The installation went through. Then I was brought the Drupal 8's front page. Nice. I try clicking on the Content link.
The website encountered an unexpected error
What the.. This error took me 3 days to figure out the solution. I uncommented error log in nginx.conf, then check the log at /var/www/logs/error.log.
2016/06/14 16:02:13 [error] 48552#0: *89 FastCGI sent in stderr: "PHP message: Uncaught PHP Exception RuntimeException: "GuzzleHttp requires cURL, the allow_url_fopen ini setting, or a custom HTTP handler." at /htdocs/drupal8/vendor/guzzlehttp/guzzle/src/functions.php line 116" while reading response header from upstream, client: 127.0.0.1, server: drupal.example.com, request: "GET /node/add HTTP/1.1", upstream: "fastcgi://unix:/run/php-fpm.sock:", host: "drupal.example.com", referrer: "http://drupal.example.com/"

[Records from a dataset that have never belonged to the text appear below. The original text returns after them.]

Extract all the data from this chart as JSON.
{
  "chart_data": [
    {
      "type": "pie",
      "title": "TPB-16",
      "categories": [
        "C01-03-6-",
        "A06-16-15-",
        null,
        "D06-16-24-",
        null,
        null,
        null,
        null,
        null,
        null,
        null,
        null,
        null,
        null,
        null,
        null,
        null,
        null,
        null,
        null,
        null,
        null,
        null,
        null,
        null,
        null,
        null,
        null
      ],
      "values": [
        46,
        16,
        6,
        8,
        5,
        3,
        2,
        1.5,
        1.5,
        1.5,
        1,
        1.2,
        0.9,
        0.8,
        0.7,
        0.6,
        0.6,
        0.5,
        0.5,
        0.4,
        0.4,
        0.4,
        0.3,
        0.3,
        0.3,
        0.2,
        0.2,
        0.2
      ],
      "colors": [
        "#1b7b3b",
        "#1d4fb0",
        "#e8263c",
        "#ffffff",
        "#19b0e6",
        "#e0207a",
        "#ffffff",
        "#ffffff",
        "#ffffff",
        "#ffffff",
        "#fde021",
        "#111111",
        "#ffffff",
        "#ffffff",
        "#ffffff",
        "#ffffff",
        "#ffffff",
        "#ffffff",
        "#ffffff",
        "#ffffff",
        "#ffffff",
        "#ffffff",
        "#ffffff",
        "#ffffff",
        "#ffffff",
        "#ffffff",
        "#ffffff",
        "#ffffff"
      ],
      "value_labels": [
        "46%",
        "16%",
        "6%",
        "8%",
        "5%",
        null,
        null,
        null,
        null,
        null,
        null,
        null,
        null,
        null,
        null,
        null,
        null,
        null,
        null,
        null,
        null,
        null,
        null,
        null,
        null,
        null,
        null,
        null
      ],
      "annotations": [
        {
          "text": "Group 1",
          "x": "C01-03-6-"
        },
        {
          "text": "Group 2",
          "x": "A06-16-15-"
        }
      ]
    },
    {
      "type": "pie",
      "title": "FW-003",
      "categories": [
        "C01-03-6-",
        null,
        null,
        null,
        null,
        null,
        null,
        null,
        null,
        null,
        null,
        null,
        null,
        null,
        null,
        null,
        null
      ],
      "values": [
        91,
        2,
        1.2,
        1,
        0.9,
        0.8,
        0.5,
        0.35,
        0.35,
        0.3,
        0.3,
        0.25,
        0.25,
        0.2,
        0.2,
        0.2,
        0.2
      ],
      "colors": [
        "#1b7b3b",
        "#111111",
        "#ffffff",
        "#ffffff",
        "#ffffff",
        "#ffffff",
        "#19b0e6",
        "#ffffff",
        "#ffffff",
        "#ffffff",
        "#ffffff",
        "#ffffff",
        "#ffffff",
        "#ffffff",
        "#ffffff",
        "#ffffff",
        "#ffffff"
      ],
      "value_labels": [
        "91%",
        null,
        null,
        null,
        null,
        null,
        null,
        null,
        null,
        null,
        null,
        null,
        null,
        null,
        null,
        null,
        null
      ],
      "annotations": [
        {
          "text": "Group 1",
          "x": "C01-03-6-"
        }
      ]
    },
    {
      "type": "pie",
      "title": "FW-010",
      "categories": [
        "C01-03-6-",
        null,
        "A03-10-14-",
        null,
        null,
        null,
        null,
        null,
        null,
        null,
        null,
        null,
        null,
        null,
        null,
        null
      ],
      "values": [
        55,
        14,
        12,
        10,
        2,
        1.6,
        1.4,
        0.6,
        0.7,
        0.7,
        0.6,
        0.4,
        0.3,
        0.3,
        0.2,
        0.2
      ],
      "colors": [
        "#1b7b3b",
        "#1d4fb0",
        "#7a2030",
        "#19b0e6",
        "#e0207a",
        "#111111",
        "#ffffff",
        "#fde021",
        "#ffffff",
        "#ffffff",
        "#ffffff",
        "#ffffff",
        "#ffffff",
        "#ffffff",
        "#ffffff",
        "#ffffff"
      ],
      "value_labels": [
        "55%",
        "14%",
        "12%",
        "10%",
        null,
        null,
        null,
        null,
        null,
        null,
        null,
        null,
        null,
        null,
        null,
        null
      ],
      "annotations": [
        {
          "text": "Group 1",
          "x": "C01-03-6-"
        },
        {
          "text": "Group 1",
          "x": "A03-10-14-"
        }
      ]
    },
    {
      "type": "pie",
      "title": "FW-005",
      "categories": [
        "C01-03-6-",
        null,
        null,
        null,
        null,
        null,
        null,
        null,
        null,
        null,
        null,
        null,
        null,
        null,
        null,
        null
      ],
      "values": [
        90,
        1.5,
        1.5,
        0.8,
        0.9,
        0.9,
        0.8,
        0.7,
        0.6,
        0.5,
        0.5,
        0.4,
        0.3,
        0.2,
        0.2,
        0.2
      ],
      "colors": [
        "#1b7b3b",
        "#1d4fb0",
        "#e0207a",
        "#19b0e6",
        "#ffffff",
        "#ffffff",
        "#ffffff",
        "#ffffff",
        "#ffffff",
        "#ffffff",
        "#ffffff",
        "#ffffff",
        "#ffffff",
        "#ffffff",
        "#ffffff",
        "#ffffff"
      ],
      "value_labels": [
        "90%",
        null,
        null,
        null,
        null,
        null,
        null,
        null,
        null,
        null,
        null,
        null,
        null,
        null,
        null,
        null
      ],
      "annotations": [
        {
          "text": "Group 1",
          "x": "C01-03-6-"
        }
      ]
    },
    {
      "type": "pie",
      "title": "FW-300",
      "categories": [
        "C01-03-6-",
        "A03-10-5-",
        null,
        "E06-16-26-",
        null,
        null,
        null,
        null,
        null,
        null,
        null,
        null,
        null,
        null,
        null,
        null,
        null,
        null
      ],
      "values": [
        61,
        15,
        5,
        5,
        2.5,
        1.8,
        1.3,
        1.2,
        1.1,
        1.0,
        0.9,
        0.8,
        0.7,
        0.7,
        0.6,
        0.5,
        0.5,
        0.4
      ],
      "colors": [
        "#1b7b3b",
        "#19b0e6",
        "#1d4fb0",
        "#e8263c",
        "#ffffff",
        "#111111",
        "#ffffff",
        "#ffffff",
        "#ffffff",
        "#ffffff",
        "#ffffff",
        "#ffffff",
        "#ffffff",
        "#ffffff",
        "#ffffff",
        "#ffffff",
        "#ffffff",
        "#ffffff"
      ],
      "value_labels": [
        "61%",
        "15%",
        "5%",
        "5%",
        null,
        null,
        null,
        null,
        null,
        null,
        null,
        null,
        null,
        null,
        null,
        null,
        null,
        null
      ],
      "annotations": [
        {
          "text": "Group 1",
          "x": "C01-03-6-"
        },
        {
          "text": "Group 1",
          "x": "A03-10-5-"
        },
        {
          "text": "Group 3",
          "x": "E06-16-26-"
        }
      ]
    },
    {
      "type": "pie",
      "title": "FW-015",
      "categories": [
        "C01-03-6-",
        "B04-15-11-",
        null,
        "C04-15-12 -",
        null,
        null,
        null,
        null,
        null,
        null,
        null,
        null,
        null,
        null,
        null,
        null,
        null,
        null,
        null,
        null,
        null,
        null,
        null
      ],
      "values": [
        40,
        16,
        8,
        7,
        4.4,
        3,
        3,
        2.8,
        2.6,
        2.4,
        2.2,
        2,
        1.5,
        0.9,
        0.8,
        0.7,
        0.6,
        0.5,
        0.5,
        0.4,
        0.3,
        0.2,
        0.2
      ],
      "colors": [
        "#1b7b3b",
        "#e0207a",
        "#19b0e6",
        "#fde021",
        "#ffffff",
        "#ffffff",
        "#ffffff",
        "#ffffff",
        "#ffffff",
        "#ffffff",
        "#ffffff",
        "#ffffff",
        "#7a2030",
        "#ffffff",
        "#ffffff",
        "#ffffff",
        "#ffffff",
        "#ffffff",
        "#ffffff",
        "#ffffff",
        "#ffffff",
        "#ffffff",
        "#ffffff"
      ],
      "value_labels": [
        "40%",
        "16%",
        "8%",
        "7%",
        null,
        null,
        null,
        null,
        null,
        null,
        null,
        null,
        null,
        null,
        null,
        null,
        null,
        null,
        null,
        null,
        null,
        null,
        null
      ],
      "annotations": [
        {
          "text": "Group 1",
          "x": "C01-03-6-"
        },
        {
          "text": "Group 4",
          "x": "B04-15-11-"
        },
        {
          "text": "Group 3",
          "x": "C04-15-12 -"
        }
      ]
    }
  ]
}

This is what I got. What GuzzleHttp? What? Searching around I found that I need to install curl. Fortunately it's in package.
# pkg_add php-curl
I choose the version similar to PHP5 version. Installed. Good. Opened drupal.example.com again. Click Content. Got the same error. What? Curl already installed!.
Doing more search and found that I need to define that curl library in /etc/php-5.6.ini. I put the details at the extension part.
===== /etc/php-5.6.ini start =====
* skipped *
;;;;;;;;;;;;;;;;;;;;;;;;;;;;;;
; Dynamic Extensions
;;;;;;;;;;;;;;;;;;;;;;;;;;;;;;
extension=/usr/local/lib/php-5.6/modules/curl.so
* skipped *
===== / etc/php-5.6.ini end =====
Restarted both nginx & php-fpm.
# /etc/rc.d/nginx restart
# /etc/rc.d/php-fpm restart
Then check the website again. Wallah! It's working now. Yes! Ok I didn't put more info regarding PostgreSQL as I think I've already written something about it in the previous post. Somewhere.
Now the Drupal 8 is working, I can start learning the new app and do some little project that I've delayed sooooooooo long. Later.